Я снова уставился на могилу – будто надеялся, что из-под земли прозвучит ответ: чего именно здесь не хватает? Духи способны говорить с живыми (способны, я знаю!), но тут нет никого, кто мог бы мне ответить. Под холмиком покоится безмолвный и бездушный прах, а дух Котонэ пребывает в теле ее сына.
Я огляделся по сторонам. Приметил в отдалении за деревьями небольшой храм, какие есть почти при каждом кладбище. Разглядел загнутые коньки крыши цвета мокрой глины, ступени, ведущие ко входу. Со стороны храма, пробиваясь сквозь ровный гул дождя, долетало журчание ручья.
Ну, храм, ну ручей. Чем мне это поможет?
Я в третий раз глянул на могилу. Постоял, пытаясь поймать за хвост ускользающую мысль. Не поймал.
– Я увидел все, что хотел. Возвращаемся.
Вертлявая мысль, едва я перестал ее ловить, сама явилась ко мне, когда мы вернулись к воротам кладбища.
Табличка с посмертным именем. Таблички на могиле не было. Точно, не было. Почему? Спросить у Асами? Без толку. Она не знает ответа, а если и знает, не скажет.
* * *
– Мерзавец! Голову мне морочить вздумал?!
Ухватив тщедушного перерожденца за грудки, я с маху приложил его спиной об забор. В заборе что-то жалобно хрустнуло. Или это в спине? В спине – даже лучше.
– Когда тебя утопили?! Отвечай!
Разносчик поперхнулся: когда я на него набросился, он, как обычно, что-то жевал. Глаза Мэмору вылезли из орбит, лицо обрело цвет панциря вареного краба. Перерожденец отчаянно закашлялся – сотрясаясь всем телом, перхая горлом, отплевываясь. Я поспешил отстраниться – для общего блага. Если он меня заплюет, я ему, паршивцу, все кости переломаю!

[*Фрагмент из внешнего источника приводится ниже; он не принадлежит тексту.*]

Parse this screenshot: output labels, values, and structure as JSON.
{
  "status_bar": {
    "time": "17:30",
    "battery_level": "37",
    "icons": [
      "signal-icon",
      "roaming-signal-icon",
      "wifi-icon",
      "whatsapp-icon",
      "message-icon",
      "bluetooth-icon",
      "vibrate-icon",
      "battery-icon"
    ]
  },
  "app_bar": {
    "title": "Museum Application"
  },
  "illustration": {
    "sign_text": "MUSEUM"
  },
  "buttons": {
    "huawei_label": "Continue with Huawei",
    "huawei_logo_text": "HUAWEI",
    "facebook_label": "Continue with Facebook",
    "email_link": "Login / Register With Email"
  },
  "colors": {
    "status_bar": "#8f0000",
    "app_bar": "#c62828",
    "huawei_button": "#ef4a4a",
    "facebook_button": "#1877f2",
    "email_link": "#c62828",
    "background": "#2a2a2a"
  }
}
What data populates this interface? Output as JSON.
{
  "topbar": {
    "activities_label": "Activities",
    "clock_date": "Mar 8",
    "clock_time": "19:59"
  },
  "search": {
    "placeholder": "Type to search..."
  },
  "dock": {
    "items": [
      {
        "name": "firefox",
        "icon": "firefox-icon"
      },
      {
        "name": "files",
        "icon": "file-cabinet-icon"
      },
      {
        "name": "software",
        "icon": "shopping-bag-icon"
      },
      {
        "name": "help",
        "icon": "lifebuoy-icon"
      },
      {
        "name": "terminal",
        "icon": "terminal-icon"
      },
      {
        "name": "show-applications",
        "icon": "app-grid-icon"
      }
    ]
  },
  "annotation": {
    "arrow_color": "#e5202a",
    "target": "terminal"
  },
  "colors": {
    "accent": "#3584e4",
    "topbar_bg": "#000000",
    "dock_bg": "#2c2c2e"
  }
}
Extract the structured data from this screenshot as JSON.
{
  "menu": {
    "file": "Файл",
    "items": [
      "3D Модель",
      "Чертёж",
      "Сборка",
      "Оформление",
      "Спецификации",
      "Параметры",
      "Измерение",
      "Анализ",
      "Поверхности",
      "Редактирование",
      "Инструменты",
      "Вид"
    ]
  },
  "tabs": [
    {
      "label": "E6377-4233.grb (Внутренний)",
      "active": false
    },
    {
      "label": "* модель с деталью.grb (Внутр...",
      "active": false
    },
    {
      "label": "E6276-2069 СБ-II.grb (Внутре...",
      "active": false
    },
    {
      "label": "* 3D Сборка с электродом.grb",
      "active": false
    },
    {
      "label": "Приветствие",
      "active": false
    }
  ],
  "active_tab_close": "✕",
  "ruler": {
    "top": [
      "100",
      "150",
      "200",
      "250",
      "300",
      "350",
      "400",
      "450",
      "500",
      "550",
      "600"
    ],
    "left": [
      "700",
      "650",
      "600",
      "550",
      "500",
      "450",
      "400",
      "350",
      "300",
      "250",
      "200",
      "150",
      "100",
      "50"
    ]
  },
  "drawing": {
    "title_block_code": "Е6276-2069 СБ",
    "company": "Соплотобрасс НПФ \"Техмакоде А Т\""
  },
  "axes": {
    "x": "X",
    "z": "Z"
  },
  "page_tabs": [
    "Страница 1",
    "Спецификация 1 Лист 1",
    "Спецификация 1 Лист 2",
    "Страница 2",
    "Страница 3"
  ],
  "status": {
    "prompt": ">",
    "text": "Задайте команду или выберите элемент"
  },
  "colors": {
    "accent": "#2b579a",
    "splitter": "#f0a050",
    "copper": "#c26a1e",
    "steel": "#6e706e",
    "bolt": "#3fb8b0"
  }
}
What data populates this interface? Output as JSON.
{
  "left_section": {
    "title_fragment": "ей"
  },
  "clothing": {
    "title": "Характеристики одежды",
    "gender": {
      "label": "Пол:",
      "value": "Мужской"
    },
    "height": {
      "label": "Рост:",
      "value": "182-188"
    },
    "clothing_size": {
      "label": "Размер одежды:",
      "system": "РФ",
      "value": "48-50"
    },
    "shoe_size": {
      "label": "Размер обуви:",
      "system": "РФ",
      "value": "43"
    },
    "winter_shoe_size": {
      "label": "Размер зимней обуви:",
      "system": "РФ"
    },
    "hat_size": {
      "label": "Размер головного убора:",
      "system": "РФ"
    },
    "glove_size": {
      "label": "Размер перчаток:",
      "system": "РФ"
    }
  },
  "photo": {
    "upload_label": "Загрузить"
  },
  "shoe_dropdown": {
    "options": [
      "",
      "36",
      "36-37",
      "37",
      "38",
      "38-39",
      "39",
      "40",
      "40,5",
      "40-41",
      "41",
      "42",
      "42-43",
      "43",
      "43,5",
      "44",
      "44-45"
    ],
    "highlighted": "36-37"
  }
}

Расторговался Мэмору раньше обычного: когда мы вернулись с кладбища, он был уже во дворе, проверял коптильню. Едва я увидел его, как у меня от голода живот свело и кишки узлами завязались. Сейчас бы кожаную подошву съел! Может, у этого прохвоста еще остался тофу?..
Теперь понятно, почему он так быстро управился. Если и с другими людьми рядом с Мэмору происходит то же самое – это настоящий дар будды для разносчика! Кто его ни увидит – бегом бежит, еду покупает! Полкорзины, не меньше. В три-четыре двора зашел, пару прохожих встретил – вот и с барышом.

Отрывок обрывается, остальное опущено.